Successfully challenging a will in Ohio and throughout the country is difficult because courts work on the assumption that the will conveys the wishes of the testator, or creator, and that person is no longer able to express their wishes in any other way. When a will challenge is successful, it is usually brought by a spouse and is on the grounds that either the testator was unduly influenced by someone else or was too mentally incapacitated to produce a valid will.
A person must be of testamentary capacity to make a valid will. This means the person is over the age of 18 and understands what they are doing. The person must understand the value of their property and who the beneficiaries are. In addition, they can't be manipulated into creating the will or leaving certain items to certain people.
Another way to challenge a will includes being able to show that the document is a forgery or that there are not sufficient witnesses. In some cases, a will may be found that is newer. A will is valid anywhere that the testator dies as long as it is valid in their resident state.

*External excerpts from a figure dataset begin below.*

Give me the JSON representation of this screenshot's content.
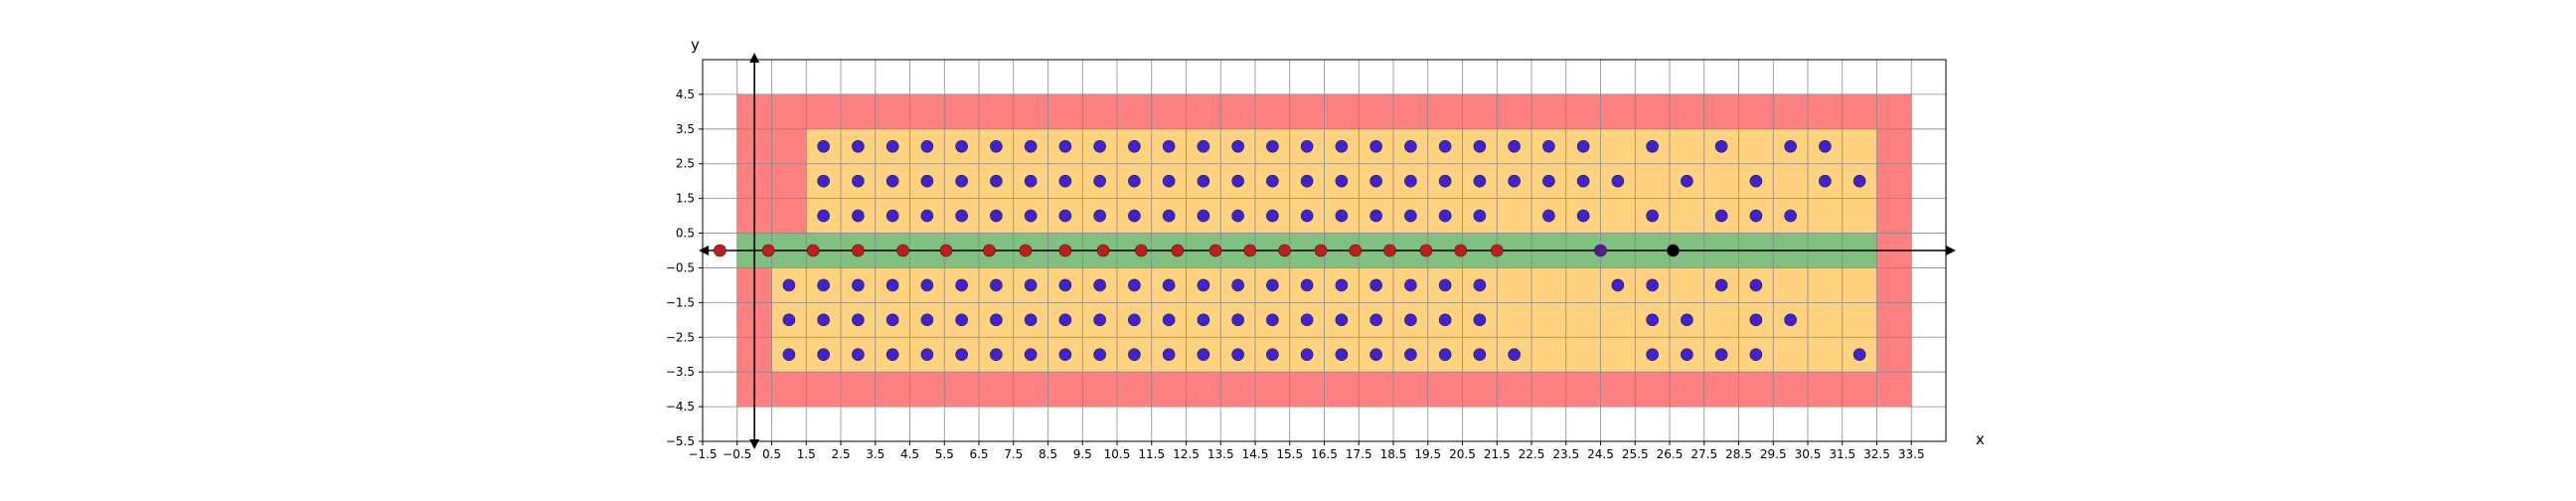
{
  "chart_data": {
    "type": "scatter",
    "title": "",
    "xlabel": "x",
    "ylabel": "y",
    "xlim": [
      -1.5,
      34.5
    ],
    "ylim": [
      -5.5,
      5.5
    ],
    "grid": true,
    "xticks": [
      -1.5,
      -0.5,
      0.5,
      1.5,
      2.5,
      3.5,
      4.5,
      5.5,
      6.5,
      7.5,
      8.5,
      9.5,
      10.5,
      11.5,
      12.5,
      13.5,
      14.5,
      15.5,
      16.5,
      17.5,
      18.5,
      19.5,
      20.5,
      21.5,
      22.5,
      23.5,
      24.5,
      25.5,
      26.5,
      27.5,
      28.5,
      29.5,
      30.5,
      31.5,
      32.5,
      33.5
    ],
    "xtick_labels": [
      "−1.5",
      "−0.5",
      "0.5",
      "1.5",
      "2.5",
      "3.5",
      "4.5",
      "5.5",
      "6.5",
      "7.5",
      "8.5",
      "9.5",
      "10.5",
      "11.5",
      "12.5",
      "13.5",
      "14.5",
      "15.5",
      "16.5",
      "17.5",
      "18.5",
      "19.5",
      "20.5",
      "21.5",
      "22.5",
      "23.5",
      "24.5",
      "25.5",
      "26.5",
      "27.5",
      "28.5",
      "29.5",
      "30.5",
      "31.5",
      "32.5",
      "33.5"
    ],
    "yticks": [
      -5.5,
      -4.5,
      -3.5,
      -2.5,
      -1.5,
      -0.5,
      0.5,
      1.5,
      2.5,
      3.5,
      4.5
    ],
    "ytick_labels": [
      "−5.5",
      "−4.5",
      "−3.5",
      "−2.5",
      "−1.5",
      "−0.5",
      "0.5",
      "1.5",
      "2.5",
      "3.5",
      "4.5"
    ],
    "regions": [
      {
        "fill": "#ff8080",
        "x": [
          -0.5,
          33.5
        ],
        "y": [
          -4.5,
          4.5
        ]
      },
      {
        "fill": "#ffd280",
        "x": [
          1.5,
          32.5
        ],
        "y": [
          0.5,
          3.5
        ]
      },
      {
        "fill": "#ffd280",
        "x": [
          0.5,
          32.5
        ],
        "y": [
          -3.5,
          -0.5
        ]
      },
      {
        "fill": "#80c080",
        "x": [
          -0.5,
          32.5
        ],
        "y": [
          -0.5,
          0.5
        ]
      }
    ],
    "colors": {
      "blue_point": "#3f22d6",
      "red_point": "#c41c1c",
      "purple_point": "#5a1a9a",
      "black_point": "#000000",
      "grid": "#888888"
    },
    "series": [
      {
        "marker": "blue",
        "points": [
          [
            2,
            3
          ],
          [
            3,
            3
          ],
          [
            4,
            3
          ],
          [
            5,
            3
          ],
          [
            6,
            3
          ],
          [
            7,
            3
          ],
          [
            8,
            3
          ],
          [
            9,
            3
          ],
          [
            10,
            3
          ],
          [
            11,
            3
          ],
          [
            12,
            3
          ],
          [
            13,
            3
          ],
          [
            14,
            3
          ],
          [
            15,
            3
          ],
          [
            16,
            3
          ],
          [
            17,
            3
          ],
          [
            18,
            3
          ],
          [
            19,
            3
          ],
          [
            20,
            3
          ],
          [
            21,
            3
          ],
          [
            22,
            3
          ],
          [
            23,
            3
          ],
          [
            24,
            3
          ],
          [
            26,
            3
          ],
          [
            28,
            3
          ],
          [
            30,
            3
          ],
          [
            31,
            3
          ],
          [
            2,
            2
          ],
          [
            3,
            2
          ],
          [
            4,
            2
          ],
          [
            5,
            2
          ],
          [
            6,
            2
          ],
          [
            7,
            2
          ],
          [
            8,
            2
          ],
          [
            9,
            2
          ],
          [
            10,
            2
          ],
          [
            11,
            2
          ],
          [
            12,
            2
          ],
          [
            13,
            2
          ],
          [
            14,
            2
          ],
          [
            15,
            2
          ],
          [
            16,
            2
          ],
          [
            17,
            2
          ],
          [
            18,
            2
          ],
          [
            19,
            2
          ],
          [
            20,
            2
          ],
          [
            21,
            2
          ],
          [
            22,
            2
          ],
          [
            23,
            2
          ],
          [
            24,
            2
          ],
          [
            25,
            2
          ],
          [
            27,
            2
          ],
          [
            29,
            2
          ],
          [
            31,
            2
          ],
          [
            32,
            2
          ],
          [
            2,
            1
          ],
          [
            3,
            1
          ],
          [
            4,
            1
          ],
          [
            5,
            1
          ],
          [
            6,
            1
          ],
          [
            7,
            1
          ],
          [
            8,
            1
          ],
          [
            9,
            1
          ],
          [
            10,
            1
          ],
          [
            11,
            1
          ],
          [
            12,
            1
          ],
          [
            13,
            1
          ],
          [
            14,
            1
          ],
          [
            15,
            1
          ],
          [
            16,
            1
          ],
          [
            17,
            1
          ],
          [
            18,
            1
          ],
          [
            19,
            1
          ],
          [
            20,
            1
          ],
          [
            21,
            1
          ],
          [
            23,
            1
          ],
          [
            24,
            1
          ],
          [
            26,
            1
          ],
          [
            28,
            1
          ],
          [
            29,
            1
          ],
          [
            30,
            1
          ],
          [
            1,
            -1
          ],
          [
            2,
            -1
          ],
          [
            3,
            -1
          ],
          [
            4,
            -1
          ],
          [
            5,
            -1
          ],
          [
            6,
            -1
          ],
          [
            7,
            -1
          ],
          [
            8,
            -1
          ],
          [
            9,
            -1
          ],
          [
            10,
            -1
          ],
          [
            11,
            -1
          ],
          [
            12,
            -1
          ],
          [
            13,
            -1
          ],
          [
            14,
            -1
          ],
          [
            15,
            -1
          ],
          [
            16,
            -1
          ],
          [
            17,
            -1
          ],
          [
            18,
            -1
          ],
          [
            19,
            -1
          ],
          [
            20,
            -1
          ],
          [
            21,
            -1
          ],
          [
            25,
            -1
          ],
          [
            26,
            -1
          ],
          [
            28,
            -1
          ],
          [
            29,
            -1
          ],
          [
            1,
            -2
          ],
          [
            2,
            -2
          ],
          [
            3,
            -2
          ],
          [
            4,
            -2
          ],
          [
            5,
            -2
          ],
          [
            6,
            -2
          ],
          [
            7,
            -2
          ],
          [
            8,
            -2
          ],
          [
            9,
            -2
          ],
          [
            10,
            -2
          ],
          [
            11,
            -2
          ],
          [
            12,
            -2
          ],
          [
            13,
            -2
          ],
          [
            14,
            -2
          ],
          [
            15,
            -2
          ],
          [
            16,
            -2
          ],
          [
            17,
            -2
          ],
          [
            18,
            -2
          ],
          [
            19,
            -2
          ],
          [
            20,
            -2
          ],
          [
            21,
            -2
          ],
          [
            26,
            -2
          ],
          [
            27,
            -2
          ],
          [
            29,
            -2
          ],
          [
            30,
            -2
          ],
          [
            1,
            -3
          ],
          [
            2,
            -3
          ],
          [
            3,
            -3
          ],
          [
            4,
            -3
          ],
          [
            5,
            -3
          ],
          [
            6,
            -3
          ],
          [
            7,
            -3
          ],
          [
            8,
            -3
          ],
          [
            9,
            -3
          ],
          [
            10,
            -3
          ],
          [
            11,
            -3
          ],
          [
            12,
            -3
          ],
          [
            13,
            -3
          ],
          [
            14,
            -3
          ],
          [
            15,
            -3
          ],
          [
            16,
            -3
          ],
          [
            17,
            -3
          ],
          [
            18,
            -3
          ],
          [
            19,
            -3
          ],
          [
            20,
            -3
          ],
          [
            21,
            -3
          ],
          [
            22,
            -3
          ],
          [
            26,
            -3
          ],
          [
            27,
            -3
          ],
          [
            28,
            -3
          ],
          [
            29,
            -3
          ],
          [
            32,
            -3
          ]
        ]
      },
      {
        "marker": "red",
        "points": [
          [
            -1,
            0
          ],
          [
            0.4,
            0
          ],
          [
            1.7,
            0
          ],
          [
            3,
            0
          ],
          [
            4.3,
            0
          ],
          [
            5.55,
            0
          ],
          [
            6.8,
            0
          ],
          [
            7.85,
            0
          ],
          [
            9,
            0
          ],
          [
            10.1,
            0
          ],
          [
            11.2,
            0
          ],
          [
            12.25,
            0
          ],
          [
            13.35,
            0
          ],
          [
            14.35,
            0
          ],
          [
            15.35,
            0
          ],
          [
            16.4,
            0
          ],
          [
            17.4,
            0
          ],
          [
            18.4,
            0
          ],
          [
            19.45,
            0
          ],
          [
            20.45,
            0
          ],
          [
            21.5,
            0
          ]
        ]
      },
      {
        "marker": "purple",
        "points": [
          [
            24.5,
            0
          ]
        ]
      },
      {
        "marker": "black",
        "points": [
          [
            26.6,
            0
          ]
        ]
      }
    ]
  }
}
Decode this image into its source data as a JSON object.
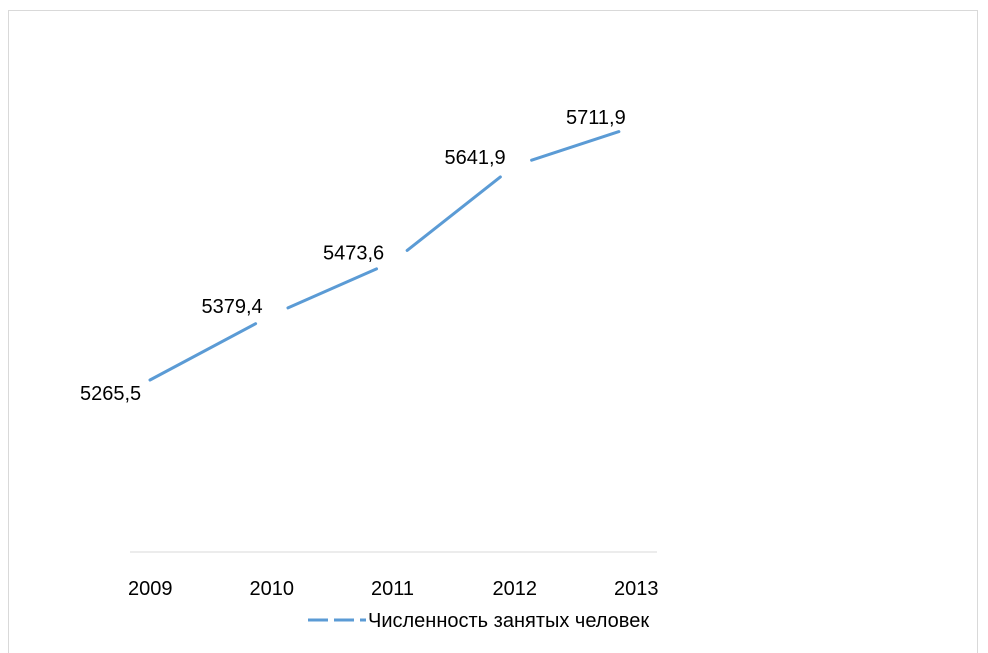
{
  "chart_data": {
    "type": "line",
    "categories": [
      "2009",
      "2010",
      "2011",
      "2012",
      "2013"
    ],
    "series": [
      {
        "name": "Численность занятых человек",
        "values": [
          5265.5,
          5379.4,
          5473.6,
          5641.9,
          5711.9
        ],
        "labels": [
          "5265,5",
          "5379,4",
          "5473,6",
          "5641,9",
          "5711,9"
        ],
        "color": "#5b9bd5"
      }
    ],
    "grid": false,
    "legend": "bottom"
  }
}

A person who is creating a will might want to discuss any concerns about the will being challenged with an attorney. For example, if the person wants to disinherit some people, this may need to be specifically mentioned in the will. A person may also be able to reduce the likelihood of challenges by discussing their wishes and their estate plan with their family. This may help eliminate any misunderstandings about a person's wishes. An attorney may be able to help ensure that the will is accurate in a legal sense. Without an attorney's assistance, a person might make errors in legal language that could make a will unclear.